C'est cette gravité qui surprend, comparée aux occurrences similaires dans le camp "adverse". Suivant le bord politique de la cible, le traitement médiatique semble ne pas devoir être le même:

La qualification diffère déjà étrangement: d'«attentat pâtissier», sur un mode satyrique et bon enfant, pour la mésaventure du 5 septembre 2011 du conseiller national Freysinger, à coup de «poing enrobé de chantilly dans la figure», pour Calmy Rey, sur le ton grave et désolé de la dignité offensée.

Selon que vous serez...

Concernant l'agresseur, deux constantes font jour selon que la victime est de gauche ou de droite: victime de droite, l'agresseur, est anonyme, ainsi la F.A.R.C.E (Fraction Armée Révolutionnaire Clandestine Etc.) dans l'aventure de l'enyaourtage du conseiller fédéral Blocher, le 27 septembre 1999, et Christian (prénom d'emprunt) dans l'affaire Freysinger. Deuxièmement, il fait l'objet d'une interview complète, souvent amusée et complice, histoire de relayer proprement des motivations toujours légitimées par une saine intolérance de l'idéologie de la victime. Chez Blocher, «la xénophobie, l'intolérance, le racisme et l'exclusion» ont obligé les FARCE à «utiliser d'autres voies que celles que nous offre la démocratie», pour Freysinger, Christian n'a pu contenir sa juste indignation devant des propos « intolérants, ridicules, dangereux et mensongers »; autant d'âmes bien nées, nimbées de vertu républicaine, dont la posture est la seule évidence et toute la justification, contraintes malgré elles de violer les fondements de la démocratie pour en sauver le principe dont leur courant est seul propriétaire.

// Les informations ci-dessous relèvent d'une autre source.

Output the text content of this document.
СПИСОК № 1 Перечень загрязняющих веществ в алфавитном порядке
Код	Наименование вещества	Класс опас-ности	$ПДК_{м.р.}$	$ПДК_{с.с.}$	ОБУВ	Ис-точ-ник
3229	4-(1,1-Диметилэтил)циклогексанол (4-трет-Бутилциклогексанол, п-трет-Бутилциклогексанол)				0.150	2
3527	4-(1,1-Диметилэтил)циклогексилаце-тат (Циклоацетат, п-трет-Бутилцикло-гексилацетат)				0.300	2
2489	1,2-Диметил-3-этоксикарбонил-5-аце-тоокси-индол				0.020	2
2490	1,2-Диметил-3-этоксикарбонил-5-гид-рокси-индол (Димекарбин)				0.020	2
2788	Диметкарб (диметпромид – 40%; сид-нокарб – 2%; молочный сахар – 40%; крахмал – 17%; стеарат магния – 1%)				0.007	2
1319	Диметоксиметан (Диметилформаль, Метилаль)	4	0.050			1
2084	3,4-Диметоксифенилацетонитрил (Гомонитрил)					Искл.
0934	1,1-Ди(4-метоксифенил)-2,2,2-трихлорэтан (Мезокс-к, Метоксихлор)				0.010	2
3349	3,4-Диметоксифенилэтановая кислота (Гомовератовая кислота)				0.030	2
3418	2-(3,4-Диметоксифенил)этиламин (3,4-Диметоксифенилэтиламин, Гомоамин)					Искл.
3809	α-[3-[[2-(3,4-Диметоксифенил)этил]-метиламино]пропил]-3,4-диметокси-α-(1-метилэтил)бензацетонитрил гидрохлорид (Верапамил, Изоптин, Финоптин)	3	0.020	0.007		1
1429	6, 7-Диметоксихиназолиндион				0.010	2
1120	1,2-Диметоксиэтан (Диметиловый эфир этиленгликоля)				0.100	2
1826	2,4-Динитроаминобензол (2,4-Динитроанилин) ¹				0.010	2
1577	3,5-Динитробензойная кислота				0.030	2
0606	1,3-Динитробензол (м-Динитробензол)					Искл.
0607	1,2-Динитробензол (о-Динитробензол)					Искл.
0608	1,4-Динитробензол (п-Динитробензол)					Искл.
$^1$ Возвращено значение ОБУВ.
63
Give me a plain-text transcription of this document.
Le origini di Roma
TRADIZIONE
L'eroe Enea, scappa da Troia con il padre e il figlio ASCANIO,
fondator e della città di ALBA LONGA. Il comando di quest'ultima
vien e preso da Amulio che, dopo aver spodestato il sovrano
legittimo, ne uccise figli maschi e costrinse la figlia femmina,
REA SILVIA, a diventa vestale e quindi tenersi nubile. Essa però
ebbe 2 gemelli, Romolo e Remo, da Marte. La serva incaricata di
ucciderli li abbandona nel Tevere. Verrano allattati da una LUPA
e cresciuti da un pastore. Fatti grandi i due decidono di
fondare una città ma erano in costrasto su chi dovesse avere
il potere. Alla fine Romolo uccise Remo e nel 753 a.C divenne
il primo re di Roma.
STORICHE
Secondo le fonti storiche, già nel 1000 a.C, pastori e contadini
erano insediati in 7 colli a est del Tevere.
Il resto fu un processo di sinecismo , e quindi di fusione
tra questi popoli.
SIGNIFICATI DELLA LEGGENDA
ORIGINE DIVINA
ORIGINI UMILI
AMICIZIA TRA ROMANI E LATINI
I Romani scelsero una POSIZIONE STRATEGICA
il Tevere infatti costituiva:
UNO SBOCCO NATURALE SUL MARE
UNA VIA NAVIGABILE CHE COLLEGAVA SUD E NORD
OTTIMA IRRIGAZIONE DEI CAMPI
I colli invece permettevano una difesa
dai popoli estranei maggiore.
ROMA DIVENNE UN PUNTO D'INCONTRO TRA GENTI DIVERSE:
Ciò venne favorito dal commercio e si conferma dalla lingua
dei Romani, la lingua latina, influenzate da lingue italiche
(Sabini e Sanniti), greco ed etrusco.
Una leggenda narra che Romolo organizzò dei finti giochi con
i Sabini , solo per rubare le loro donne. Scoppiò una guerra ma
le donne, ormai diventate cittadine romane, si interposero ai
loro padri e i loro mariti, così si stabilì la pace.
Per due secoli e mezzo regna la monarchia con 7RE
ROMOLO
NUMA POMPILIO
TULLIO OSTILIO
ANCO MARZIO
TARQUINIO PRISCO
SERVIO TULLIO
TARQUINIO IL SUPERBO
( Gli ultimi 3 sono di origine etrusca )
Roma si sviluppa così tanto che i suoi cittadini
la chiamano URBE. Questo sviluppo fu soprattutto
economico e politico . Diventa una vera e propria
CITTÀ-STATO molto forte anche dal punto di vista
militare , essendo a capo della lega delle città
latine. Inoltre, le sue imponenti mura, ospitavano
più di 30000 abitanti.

A gauche, en revanche, l'agresseur a toujours un nom, le cordon de sécurité médiatique accomplissant un travail de police remarquable, une biographie complète est bientôt à disposition des agences de presse et les détails les plus scabreux finissent en première page. Ensuite, le nouvel ennemi du peuple est toujours muet, pas de relais, pas d'entrevue, « on ne distingue aucun message », trop occupé que l'on est à dévaster sa crédibilité à grands coups de spéculations sur sa psychologie déficiente.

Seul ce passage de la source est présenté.